Cotygodniowy komentarz z "Przewodnika Katolickiego" (8/2006)
Stajemy się państwem godnym Guinessa - nie tego od piwa, niestety, tylko tego od księgi absurdalnych rekordów. Dopiero co pokazaliśmy światu spektakl, jakiego nie widziano: debatę budżetową, w której opozycja starała się rządowi uchwalić budżet jak najszybciej, nawet za cenę rezygnacji z debaty i zgłaszania poprawek, a rząd robił co mógł, żeby do uchwalenia budżetu w terminie nie dopuścić. Nie opadł jeszcze kurz po tamtych sejmowych bojach, a oto Jan Rokita ze złośliwym uśmiechem ogłasza nowy pomysł na pognębienie PiS-u: otóż PO będzie forsować w Sejmie ten właśnie projekt obniżenia podatków, który PiS zapowiadał w kampanii wyborczej. Platforma słusznie zakłada, że realizacja wyborczych zapowiedzi PiS rozwaliłaby do cna budżet państwa i pogrążyła rząd Marcinkiewicza. Szykuje się zatem kolejny groteskowy bój, w którym opozycja będzie się domagała realizacji przedwyborczych obietnic partii rządzącej, a ta będzie się przed tym bronić rękami i nogami.

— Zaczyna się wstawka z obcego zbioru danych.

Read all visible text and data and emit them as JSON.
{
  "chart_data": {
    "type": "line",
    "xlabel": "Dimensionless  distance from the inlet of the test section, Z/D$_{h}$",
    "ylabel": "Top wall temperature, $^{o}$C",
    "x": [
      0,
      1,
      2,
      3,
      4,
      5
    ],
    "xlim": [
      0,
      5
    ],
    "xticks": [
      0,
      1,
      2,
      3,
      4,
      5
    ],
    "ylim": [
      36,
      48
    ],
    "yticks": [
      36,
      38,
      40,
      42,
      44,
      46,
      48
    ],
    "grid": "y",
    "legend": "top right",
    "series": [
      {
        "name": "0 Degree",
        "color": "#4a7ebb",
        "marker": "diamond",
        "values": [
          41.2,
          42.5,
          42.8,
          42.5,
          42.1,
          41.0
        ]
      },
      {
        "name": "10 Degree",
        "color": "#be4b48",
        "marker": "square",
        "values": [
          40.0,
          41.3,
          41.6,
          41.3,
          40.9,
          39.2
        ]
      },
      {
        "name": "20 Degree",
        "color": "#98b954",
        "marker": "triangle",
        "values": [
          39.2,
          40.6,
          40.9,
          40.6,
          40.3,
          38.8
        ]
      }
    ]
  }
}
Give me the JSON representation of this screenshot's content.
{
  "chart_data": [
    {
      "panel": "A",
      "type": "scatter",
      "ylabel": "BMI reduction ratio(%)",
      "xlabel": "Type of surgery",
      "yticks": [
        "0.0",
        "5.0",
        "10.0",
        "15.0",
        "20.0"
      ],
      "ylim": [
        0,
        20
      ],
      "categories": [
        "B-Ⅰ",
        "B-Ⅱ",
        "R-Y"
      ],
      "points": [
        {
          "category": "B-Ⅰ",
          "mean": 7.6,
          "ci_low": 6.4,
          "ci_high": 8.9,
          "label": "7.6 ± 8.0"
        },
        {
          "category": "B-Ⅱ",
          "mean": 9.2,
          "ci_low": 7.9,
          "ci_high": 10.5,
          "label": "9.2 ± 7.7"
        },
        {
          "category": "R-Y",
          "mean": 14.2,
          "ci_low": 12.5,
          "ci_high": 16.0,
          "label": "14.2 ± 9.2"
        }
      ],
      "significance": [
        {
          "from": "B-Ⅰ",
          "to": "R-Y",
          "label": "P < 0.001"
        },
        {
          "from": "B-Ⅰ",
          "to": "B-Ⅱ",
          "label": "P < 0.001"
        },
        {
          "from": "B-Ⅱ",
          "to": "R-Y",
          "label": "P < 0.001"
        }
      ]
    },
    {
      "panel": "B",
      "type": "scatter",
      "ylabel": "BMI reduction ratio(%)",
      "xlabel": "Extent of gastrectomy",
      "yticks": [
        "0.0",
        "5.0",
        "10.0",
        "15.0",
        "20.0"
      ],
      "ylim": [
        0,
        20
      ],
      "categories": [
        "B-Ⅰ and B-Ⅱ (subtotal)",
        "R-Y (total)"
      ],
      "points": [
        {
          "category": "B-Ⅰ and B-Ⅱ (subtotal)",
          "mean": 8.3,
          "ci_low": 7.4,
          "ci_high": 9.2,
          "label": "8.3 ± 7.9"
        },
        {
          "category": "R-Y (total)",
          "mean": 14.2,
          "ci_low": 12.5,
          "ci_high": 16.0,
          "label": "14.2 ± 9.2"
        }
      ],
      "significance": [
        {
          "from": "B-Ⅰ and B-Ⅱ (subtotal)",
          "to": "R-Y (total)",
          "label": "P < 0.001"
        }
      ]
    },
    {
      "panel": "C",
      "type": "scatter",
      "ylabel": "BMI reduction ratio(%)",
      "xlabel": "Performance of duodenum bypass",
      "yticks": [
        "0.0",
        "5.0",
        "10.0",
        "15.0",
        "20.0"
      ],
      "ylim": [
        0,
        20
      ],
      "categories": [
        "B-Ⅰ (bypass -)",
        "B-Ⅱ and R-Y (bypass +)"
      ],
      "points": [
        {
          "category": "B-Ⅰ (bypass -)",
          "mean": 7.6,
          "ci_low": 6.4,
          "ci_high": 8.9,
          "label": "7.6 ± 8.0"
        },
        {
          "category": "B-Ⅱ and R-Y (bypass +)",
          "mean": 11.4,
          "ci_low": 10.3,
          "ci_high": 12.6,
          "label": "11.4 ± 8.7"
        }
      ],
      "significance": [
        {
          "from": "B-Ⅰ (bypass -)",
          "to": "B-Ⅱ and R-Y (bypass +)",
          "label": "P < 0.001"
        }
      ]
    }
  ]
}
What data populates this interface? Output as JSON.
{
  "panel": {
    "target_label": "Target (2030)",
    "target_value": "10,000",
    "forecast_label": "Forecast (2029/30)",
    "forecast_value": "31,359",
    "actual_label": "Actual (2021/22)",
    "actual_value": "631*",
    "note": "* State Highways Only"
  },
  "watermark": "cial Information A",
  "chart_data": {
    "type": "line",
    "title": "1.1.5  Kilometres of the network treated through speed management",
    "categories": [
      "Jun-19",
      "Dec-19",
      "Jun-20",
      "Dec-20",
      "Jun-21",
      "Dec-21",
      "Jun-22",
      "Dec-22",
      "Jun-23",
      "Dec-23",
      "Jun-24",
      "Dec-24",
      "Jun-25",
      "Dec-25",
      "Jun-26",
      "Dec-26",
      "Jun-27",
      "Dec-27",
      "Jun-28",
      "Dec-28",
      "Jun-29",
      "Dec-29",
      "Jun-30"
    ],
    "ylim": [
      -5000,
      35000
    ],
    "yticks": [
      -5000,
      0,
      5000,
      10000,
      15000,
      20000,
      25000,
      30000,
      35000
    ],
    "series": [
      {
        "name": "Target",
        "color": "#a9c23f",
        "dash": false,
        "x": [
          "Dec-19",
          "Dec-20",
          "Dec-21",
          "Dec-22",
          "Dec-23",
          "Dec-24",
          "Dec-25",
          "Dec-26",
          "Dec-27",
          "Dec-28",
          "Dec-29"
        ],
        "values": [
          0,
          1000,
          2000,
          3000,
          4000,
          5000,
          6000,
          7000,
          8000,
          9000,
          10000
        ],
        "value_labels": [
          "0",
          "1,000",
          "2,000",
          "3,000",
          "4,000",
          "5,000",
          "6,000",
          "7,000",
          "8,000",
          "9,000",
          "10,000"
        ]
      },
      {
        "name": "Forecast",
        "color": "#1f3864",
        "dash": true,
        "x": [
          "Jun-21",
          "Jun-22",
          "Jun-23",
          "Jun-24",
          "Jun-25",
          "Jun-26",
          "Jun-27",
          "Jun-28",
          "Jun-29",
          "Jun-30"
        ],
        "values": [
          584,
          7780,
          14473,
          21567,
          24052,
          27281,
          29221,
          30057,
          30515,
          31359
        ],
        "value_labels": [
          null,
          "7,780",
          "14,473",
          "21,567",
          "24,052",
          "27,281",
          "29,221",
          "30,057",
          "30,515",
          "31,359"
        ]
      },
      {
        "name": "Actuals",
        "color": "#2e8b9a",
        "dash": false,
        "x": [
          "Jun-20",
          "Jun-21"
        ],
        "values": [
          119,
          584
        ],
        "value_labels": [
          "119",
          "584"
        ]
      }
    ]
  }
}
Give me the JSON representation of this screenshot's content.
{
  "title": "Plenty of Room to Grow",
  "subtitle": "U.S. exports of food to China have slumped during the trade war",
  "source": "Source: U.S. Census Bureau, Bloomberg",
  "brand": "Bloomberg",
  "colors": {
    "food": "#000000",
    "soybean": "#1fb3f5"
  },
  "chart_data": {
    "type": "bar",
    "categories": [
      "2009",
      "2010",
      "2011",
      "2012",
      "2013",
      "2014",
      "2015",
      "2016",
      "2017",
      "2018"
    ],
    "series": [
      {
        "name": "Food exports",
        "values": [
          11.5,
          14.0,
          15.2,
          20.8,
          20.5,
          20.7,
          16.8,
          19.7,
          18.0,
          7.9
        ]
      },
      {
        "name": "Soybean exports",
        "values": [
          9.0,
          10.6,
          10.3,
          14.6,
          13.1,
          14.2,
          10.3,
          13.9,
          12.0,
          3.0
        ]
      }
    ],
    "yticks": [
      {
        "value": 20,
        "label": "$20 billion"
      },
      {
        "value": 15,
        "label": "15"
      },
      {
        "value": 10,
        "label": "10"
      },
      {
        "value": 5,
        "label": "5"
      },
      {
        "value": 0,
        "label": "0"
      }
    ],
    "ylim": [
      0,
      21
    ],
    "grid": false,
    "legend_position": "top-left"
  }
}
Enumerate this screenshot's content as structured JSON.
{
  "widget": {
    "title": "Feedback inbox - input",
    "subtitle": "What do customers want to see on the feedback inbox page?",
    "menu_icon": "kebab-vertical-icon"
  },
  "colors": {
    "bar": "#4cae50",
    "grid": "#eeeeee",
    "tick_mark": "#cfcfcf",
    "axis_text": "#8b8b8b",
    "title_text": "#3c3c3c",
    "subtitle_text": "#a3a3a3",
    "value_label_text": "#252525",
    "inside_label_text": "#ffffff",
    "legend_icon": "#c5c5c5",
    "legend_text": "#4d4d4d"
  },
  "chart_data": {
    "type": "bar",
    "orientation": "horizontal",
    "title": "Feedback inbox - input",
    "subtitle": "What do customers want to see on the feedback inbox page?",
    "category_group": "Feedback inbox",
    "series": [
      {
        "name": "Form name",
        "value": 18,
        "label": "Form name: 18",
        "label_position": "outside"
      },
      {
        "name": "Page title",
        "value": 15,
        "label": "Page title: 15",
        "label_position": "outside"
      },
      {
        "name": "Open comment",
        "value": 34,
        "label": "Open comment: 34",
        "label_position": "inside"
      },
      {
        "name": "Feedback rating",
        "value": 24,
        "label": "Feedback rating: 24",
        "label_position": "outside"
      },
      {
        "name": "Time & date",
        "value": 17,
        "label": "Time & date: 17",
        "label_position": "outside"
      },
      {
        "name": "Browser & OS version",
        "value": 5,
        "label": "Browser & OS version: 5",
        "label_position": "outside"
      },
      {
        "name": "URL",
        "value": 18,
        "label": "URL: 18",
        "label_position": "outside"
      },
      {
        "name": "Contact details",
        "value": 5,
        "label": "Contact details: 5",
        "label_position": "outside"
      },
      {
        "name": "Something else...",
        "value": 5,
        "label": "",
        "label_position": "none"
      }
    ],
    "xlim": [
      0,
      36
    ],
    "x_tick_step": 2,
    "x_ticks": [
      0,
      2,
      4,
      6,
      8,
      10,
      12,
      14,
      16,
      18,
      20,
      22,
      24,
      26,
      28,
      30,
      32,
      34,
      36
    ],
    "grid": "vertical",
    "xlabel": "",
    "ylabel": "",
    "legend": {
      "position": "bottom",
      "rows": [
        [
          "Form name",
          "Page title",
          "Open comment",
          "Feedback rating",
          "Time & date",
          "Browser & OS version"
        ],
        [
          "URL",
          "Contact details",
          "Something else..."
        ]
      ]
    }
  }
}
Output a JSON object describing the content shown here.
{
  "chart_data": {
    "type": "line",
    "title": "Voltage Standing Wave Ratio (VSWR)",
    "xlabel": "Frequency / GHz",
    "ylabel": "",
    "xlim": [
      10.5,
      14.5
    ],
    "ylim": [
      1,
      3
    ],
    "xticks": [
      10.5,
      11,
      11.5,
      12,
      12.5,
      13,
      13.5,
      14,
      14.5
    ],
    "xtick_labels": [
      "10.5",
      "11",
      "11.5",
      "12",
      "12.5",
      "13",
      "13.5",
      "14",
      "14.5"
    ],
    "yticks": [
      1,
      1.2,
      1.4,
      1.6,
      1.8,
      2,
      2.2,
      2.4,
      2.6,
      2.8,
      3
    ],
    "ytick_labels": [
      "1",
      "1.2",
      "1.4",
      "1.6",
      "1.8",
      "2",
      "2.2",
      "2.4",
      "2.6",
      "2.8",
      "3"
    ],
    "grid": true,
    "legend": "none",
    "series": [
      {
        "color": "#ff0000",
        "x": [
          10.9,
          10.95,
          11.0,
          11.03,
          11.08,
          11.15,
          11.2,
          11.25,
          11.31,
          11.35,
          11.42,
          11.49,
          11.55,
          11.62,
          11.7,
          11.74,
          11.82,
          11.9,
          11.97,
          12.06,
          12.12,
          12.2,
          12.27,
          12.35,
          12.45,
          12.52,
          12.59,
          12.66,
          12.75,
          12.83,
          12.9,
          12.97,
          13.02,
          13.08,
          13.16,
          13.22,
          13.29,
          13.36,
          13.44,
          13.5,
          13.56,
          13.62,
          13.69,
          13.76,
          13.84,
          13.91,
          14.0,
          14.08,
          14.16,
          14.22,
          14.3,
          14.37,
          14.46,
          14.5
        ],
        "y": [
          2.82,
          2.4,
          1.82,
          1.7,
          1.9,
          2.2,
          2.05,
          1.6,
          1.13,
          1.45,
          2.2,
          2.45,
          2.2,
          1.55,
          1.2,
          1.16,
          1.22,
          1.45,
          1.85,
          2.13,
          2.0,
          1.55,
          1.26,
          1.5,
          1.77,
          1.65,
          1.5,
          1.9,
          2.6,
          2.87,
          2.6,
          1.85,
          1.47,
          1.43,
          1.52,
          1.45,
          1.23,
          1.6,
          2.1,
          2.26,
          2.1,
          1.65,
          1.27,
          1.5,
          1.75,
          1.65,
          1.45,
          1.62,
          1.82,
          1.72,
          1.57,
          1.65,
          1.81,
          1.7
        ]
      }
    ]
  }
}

Chciałoby się użyć słów ostrzejszych, ale poprzestańmy na cytacie ze znanej bajki: „Chłopcy, przestańcie, bo źle się bawicie". To fakt, że PiS plótł w kampanii wyborczej bzdury i że wykazał się wobec wyborców wyjątkowym cynizmem: najpierw wylał na program reform podatkowych i służby zdrowia PO pomyje - pierwszy miał spowodować spustoszenia w lodówce i na półce z pluszakami, a drugi sprawić, że leczyć się będą mogli tylko bogaci; po czym, jak gdyby nigdy nic, autorów obu tych reform wziął PiS do rządu. (Inna sprawa, że wyborcy to kupili, potwierdzając, że polityk, który traktuje Polaków jak stado durniów, zawsze na tym dobrze wychodzi). Platforma nie może nie odczuwać pokusy, by wziąć za to pomstę. Zwłaszcza że ekonomiczny analfabetyzm LPR i Samoobrony, których jedyne pomysły na Polskę sprowadzają się do wymyślania coraz to nowych „becikowych" i rolniczych dopłat, daje takiej antyrządowej dywersji duże szansę powodzenia. Ale, na litość, w tej zabawie idzie o finanse państwa! O podstawę jego funkcjonowania!
Platforma i PiS nie były w stanie się dogadać - to bardzo źle dla Polski. Ale skoro już Platforma przeszła do opozycji, może tę opozycyjność realizować na różne sposoby. Może potępiać rząd w czambuł za wszystko, głosować za „becikowym", zapowiadać, że nie podporządkuje się decyzjom prezydenta i śnić o totalnej katastrofie, która pochłonie Polskę, a z nią przy okazji znienawidzony PiS.
Może też być opozycją mądrą, mającą na uwadze dobro państwa i obywateli. Wciąż jeszcze może.